Thursday, January 1, 2015


Fear not, Gentle Writer, Mrs. Grammar Person is here--and it seems that she has arrived just in time! The sight of you pulling your hair out and chewing your nails makes her sorry she didn't arrive sooner. But no need to fret, Mrs. G.P can see what the problem is and although she wishes there were a simple solution, alas, there is not. The truth is that the subjunctive tense is tricky and before she can begin to explain it, our favorite grammarian will need a strong pot of tea and some lovely biscuits. If you are in the neighborhood, you're welcome to join her for tea; she always buys extra biscuits, just in case.

Ah, much better! Now, Mrs. G.P. is ready to discuss the tense which makes everyone tense, the strange and wonderful, wonderfully strange subjunctive, the tense that allows us to engage in wishful thinking, to imagine things as they might have been, and to impose our will on others as if we were royalty, which, happily, we are not--and that's why we had to use the subjunctive.

We may not be royalty, Mrs. Grammar Person says, but we can still impose our will on others by insisting, demanding, commanding, urging, proposing, requesting, suggesting, asking, advising, recommending, and desiring that they take a particular action. Before you beg off with a migraine, please allow Mrs. G.P. to explain that the subjunctive tense often looks identical to the indicative tense--depending on whom you are bossing around. For example, "They walk to the park" is indicative. "I insist that they walk to the park" is subjunctive, but walk is still walk. So, why all the fuss? The fuss comes about when the speaker imposes his will on him or her (and sometimes them). Let's try it again see what happens. "He walks to the park" is indicative. "I demand that he walk to the park" is subjunctive. We see how the verb has changed, don't we?

Other ways we can impose our will on others (thereby requiring the use of the subjunctive) is with the following expressions:
It is important (that)
It is recommended (that)
It is urgent (that)
It is vital (that)
It is a good idea (that)
It is a bad idea (that)
It is best (that)
It is crucial (that)
It is desirable (that)
It is essential (that)
It is imperative (that)

Sometimes we are feeling more hopeful than willful, but even when we wish or hope for something to occur, we must still use the subjunctive. "I wish my brother weren't so stubborn" is wishful thinking because the speaker's brother is clearly stubborn and seems unlikely to change.

The most important thing to remember is that the subjunctive is used to describe conditions that are not true, as well as for commands, wishes, and requests. Most commonly, the subjunctive is used to describe a hypothetical situation, one that isn't likely to happen, such as, "If she were any tinier, she would be an ant." A factual statement would be: "When she was very tiny, she was just a baby."

Generally, a clause followed by "when" takes the indicative, and a clause followed by "if" takes the subjunctive.
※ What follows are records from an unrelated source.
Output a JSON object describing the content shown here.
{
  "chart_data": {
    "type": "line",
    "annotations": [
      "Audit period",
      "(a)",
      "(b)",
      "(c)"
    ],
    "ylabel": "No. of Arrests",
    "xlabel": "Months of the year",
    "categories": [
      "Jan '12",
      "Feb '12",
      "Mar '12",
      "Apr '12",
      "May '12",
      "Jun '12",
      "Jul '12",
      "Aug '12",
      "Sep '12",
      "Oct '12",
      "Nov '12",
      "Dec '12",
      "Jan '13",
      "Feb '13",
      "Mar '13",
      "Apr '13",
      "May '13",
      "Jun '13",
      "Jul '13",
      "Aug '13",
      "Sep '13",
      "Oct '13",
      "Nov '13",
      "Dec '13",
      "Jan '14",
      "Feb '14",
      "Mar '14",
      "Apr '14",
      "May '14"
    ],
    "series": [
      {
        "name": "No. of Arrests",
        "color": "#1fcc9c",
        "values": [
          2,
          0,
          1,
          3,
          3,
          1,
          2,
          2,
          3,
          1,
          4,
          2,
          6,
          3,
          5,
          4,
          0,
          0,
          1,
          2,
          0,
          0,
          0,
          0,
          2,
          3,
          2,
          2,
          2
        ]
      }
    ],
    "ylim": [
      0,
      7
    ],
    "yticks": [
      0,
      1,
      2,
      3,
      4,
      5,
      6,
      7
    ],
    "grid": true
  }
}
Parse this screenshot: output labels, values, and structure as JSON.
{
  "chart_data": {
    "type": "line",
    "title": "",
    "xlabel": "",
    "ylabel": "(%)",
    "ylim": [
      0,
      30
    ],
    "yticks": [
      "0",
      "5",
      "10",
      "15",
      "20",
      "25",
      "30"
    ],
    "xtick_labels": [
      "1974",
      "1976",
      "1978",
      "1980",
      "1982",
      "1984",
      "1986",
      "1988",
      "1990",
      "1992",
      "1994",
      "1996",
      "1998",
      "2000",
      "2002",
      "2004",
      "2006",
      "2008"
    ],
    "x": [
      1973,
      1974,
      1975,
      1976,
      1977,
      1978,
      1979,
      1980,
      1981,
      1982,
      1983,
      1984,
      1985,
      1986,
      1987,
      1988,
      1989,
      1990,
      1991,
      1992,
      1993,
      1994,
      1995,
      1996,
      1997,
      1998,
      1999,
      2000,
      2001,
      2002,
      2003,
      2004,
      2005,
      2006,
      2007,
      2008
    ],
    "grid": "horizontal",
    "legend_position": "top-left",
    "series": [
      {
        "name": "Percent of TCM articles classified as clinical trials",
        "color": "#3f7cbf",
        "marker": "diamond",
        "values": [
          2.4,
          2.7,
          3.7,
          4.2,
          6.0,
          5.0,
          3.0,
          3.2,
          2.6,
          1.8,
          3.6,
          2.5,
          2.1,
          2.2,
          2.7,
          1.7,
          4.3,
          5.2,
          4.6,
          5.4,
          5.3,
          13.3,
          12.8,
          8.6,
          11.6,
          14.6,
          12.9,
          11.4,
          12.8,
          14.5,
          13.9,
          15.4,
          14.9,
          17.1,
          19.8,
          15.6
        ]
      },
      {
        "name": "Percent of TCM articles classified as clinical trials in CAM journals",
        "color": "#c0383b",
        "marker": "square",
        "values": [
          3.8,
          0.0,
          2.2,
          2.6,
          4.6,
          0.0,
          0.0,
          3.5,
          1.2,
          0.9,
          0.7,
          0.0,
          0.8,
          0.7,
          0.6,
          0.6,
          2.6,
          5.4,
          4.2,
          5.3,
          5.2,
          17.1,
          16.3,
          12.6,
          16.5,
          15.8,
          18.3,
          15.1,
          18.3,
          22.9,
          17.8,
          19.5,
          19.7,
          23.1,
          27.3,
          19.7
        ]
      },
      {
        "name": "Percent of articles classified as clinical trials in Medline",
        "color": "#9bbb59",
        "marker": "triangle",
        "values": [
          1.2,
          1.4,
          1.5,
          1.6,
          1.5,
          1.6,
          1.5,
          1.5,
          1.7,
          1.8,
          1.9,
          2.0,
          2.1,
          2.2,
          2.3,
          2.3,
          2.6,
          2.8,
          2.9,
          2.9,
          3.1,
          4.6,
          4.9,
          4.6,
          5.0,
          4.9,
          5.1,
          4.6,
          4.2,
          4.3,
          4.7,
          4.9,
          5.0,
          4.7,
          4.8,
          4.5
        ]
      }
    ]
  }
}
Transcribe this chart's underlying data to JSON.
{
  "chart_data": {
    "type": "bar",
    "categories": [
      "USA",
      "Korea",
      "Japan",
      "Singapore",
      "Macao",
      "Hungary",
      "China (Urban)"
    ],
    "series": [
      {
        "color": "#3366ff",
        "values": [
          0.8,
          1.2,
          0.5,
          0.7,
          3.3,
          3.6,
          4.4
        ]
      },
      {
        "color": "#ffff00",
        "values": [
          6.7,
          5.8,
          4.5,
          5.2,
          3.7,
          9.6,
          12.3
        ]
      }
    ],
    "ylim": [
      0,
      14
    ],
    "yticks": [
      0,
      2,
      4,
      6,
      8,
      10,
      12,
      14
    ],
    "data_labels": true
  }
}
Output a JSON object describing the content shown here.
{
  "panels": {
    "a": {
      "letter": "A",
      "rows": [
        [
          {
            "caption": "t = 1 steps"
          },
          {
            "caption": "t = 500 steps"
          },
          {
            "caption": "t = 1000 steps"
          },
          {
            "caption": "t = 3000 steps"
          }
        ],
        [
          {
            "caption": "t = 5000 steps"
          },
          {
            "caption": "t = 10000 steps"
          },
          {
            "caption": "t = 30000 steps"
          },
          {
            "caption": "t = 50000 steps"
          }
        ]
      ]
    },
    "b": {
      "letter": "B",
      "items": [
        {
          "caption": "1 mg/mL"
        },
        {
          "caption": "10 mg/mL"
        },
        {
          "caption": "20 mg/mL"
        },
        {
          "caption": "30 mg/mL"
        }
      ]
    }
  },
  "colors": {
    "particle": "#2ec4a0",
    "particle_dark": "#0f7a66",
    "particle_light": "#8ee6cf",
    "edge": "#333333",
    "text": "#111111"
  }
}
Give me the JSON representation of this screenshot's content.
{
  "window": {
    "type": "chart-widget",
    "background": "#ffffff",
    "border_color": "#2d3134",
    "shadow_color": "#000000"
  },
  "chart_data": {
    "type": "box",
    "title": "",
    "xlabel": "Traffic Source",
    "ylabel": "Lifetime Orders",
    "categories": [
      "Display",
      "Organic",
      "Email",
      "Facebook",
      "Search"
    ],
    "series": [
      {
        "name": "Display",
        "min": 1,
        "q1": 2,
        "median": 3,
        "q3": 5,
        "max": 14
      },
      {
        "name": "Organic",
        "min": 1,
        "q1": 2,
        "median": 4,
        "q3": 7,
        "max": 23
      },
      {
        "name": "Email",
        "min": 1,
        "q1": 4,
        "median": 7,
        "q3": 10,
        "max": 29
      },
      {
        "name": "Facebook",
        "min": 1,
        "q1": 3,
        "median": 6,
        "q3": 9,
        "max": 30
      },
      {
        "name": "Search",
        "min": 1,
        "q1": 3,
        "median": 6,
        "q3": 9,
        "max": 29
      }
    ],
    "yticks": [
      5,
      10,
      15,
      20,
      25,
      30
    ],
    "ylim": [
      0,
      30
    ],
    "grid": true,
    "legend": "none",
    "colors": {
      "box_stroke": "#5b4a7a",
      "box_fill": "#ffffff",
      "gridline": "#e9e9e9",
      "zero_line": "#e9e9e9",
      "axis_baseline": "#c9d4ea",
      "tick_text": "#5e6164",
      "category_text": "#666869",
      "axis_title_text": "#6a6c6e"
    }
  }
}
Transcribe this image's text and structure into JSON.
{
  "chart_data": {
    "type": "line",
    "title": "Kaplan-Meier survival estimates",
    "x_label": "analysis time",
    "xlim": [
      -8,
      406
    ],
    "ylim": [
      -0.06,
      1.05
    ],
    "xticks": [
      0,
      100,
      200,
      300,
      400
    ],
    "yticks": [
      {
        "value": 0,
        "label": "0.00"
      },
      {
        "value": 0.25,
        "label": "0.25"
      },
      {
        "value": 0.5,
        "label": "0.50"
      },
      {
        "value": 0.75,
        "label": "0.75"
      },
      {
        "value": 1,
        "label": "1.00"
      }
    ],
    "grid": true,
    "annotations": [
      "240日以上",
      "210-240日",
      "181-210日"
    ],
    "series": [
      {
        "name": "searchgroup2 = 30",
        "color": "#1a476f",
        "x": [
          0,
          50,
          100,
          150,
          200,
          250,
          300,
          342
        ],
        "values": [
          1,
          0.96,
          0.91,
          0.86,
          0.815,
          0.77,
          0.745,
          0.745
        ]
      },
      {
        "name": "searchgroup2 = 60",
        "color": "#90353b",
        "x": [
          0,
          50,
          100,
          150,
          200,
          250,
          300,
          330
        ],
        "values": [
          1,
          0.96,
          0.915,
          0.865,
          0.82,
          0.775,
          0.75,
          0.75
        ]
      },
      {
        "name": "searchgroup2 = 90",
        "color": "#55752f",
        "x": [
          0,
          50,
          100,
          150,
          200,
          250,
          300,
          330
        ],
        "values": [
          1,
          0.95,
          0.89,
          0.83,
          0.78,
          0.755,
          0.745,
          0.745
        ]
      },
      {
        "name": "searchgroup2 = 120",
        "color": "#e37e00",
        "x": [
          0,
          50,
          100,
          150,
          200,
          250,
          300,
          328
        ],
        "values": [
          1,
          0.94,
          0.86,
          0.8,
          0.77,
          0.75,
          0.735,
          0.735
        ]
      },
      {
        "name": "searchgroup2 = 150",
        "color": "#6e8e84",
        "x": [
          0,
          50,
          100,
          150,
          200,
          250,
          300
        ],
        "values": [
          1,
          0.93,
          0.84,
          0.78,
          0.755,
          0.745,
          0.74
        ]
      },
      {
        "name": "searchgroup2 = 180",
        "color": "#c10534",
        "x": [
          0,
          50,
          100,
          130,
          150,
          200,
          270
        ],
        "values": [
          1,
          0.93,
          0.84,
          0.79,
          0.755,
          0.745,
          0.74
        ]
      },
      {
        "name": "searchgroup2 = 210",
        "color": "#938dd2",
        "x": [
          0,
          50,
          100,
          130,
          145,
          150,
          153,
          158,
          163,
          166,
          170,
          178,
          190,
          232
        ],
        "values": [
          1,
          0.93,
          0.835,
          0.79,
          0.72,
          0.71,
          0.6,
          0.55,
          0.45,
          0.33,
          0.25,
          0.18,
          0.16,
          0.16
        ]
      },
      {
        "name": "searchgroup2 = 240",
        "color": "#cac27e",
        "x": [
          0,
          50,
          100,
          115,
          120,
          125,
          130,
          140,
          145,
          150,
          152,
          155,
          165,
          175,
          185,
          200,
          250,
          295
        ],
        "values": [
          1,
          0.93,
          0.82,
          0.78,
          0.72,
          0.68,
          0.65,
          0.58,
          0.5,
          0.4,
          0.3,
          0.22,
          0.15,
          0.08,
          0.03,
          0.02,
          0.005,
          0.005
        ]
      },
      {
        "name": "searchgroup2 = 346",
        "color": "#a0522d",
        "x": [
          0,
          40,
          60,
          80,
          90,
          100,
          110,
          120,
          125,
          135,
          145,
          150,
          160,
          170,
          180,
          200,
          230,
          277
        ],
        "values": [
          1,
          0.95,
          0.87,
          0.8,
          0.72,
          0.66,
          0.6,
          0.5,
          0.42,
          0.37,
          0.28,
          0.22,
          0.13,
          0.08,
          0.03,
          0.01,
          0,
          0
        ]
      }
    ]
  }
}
Mrs. Grammar Person knows exactly what your next question will be--it's one of her many talents. You want to know how to use the subjunctive in the past tense. Well, it's quite simple. To use the past subjunctive you need only remember: had, as if and as though. The subjunctive is found after "as if" or "as though" and is used to indicate an unreal situation:

He was running as if he were being chased by aliens. (Let's hope not!)

She stared at me as if I were guilty. (I was framed!)

He talked about prison as though he had been there, himself. (Poseur!)

When we use the word "had" for the past subjunctive, the word "if" is understood, but not stated: Had he known about the rain, he wouldn't have gone to the concert. (We hope he enjoyed the concert, anyway.)

And now you've done it, you've learned the subjunctive! Mrs. Grammar Person congratulates you for mastering this difficult task so quickly. You are truly gifted grammarians, she says. As she sees the last of you out with a heartfelt good-bye, she sighs and murmurs to herself, "Oh, how I wish I were younger."

A familiar voice behind her answers, "My dear, I insist that you take that back."

Mrs. G.P. turns around and gives her friend a smile. "But, Mr. Syntax, it's true! Had I known then what I know now, just think what I could have accomplished!"

The gentleman takes both of her hands in his. "You are the incomparable Mrs. Grammar Person and I wouldn't change one thing about you. You are perfect just the way you are."

Our favorite grammarian squeezes his hand and blushes, but says nothing. Something remarkable has happened--for the first time in her life, Mrs. Grammar Person cannot think of anything to say. Her words have escaped her, taking wing together for one joyful moment in time.